From the very first memory piece/essay ‘You Can Lead a Horticulture’ we are greeted with Marieke’s no nonsense ‘this is how it is’ attitude, which I like so much and am probably much more like myself in real life than I am on this here blog (maybe this should change), as she discusses her desire as a young girl to become a prostitute because it embodied ‘musical theatre, combined with those illicit first throws of nocturnal explorations beneath an embroidered doona’, and then goes on to tell of a relationship she was involved in where prostitutes became a fairly regular addition (I laughed at her worries of a prostitute assessing her based on how she kept her house). From here we have tales of her friends battle with cancer in ‘Forevz’ which is funny, touching and tear inducing, a hilarious look at the world of swingers, her own obsession and almost stalking of Bob Ellis (who she also named her female dog after), her relationship with her parents, on being a mother but not being a mother (I loved ‘Born This Way’ a tale of accidental step parentage so, so, so much) and her rock and roll slightly hedonistic days.

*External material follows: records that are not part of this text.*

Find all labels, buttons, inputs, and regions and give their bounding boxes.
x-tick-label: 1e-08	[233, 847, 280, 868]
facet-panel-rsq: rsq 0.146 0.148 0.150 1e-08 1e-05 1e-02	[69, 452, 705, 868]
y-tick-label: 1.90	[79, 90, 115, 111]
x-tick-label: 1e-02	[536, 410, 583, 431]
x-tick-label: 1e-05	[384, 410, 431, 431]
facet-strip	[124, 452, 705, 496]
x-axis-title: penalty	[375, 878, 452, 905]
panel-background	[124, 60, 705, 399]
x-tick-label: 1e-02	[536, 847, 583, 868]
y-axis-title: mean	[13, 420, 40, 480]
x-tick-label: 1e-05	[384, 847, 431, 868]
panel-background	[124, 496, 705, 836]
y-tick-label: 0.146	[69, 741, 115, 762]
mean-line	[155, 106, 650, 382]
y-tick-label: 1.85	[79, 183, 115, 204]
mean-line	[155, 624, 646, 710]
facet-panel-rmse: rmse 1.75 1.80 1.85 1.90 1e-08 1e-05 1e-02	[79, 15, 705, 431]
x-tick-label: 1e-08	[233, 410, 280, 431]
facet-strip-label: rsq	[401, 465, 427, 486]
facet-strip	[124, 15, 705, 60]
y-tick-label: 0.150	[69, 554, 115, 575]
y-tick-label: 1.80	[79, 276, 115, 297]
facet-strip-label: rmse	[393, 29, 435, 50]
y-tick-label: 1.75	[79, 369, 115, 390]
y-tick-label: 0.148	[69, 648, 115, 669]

It is the honesty which I loved about this book so much, and it’s an honesty we don’t see often enough and could be something which caused people not to like this book. In fact Marieke says so herself in the tale of her friends breast cancer as she opens with ‘this is a cancer story that has some jokes in it, so if you think that perhaps that’s in poor taste its probably best you put this book down’ and some people will do just that, but they would be missing out. We do laugh at the worst times, we need this laughter yet some people don’t want to talk about it.
It isn’t just this honesty of situation and others that she looks at, it’s herself. In several of these pieces, almost of admission and letting everything out, she asks people to respond from their side and it’s not always flattering either in the depiction Hardy makes of herself or in the honesty of some of the replies she gets back. Could any of us write something admitting what a rubbish partner or friend we were, send it to the other person involved ask their thoughts and then publish them? I am not sure we could.
Some people will simply not get this sort of book, they will think that its graphic nature (in parts, not in all) and upfront attitude is done for effect, maybe even book sales. They will probably now think I am some kind of voyeur for enjoying it so much. I would disagree, I think some people do those very things but I don’t get the feeling Marieke Hardy is one of them. It’s an honest portrayal, sometimes as I mentioned uncomfortably so, of someone’s life so far with the highs and the lows, the good and the bad, the pretty sides and the ugly ones too. It’s really made me think about life and that jazz amongst the laughter, ‘eek’ moments, and occasionally teary ones too. But more on that thinking tomorrow… In the interim do try and get this book (even if it means buying the e-book version as, so far, it’s not out in the UK, in fact I think it might only be available in Australia) because it’s one that should be read.
It’s early to be talking of books of the year, but I have very little doubt that this will be one of mine. I loved it.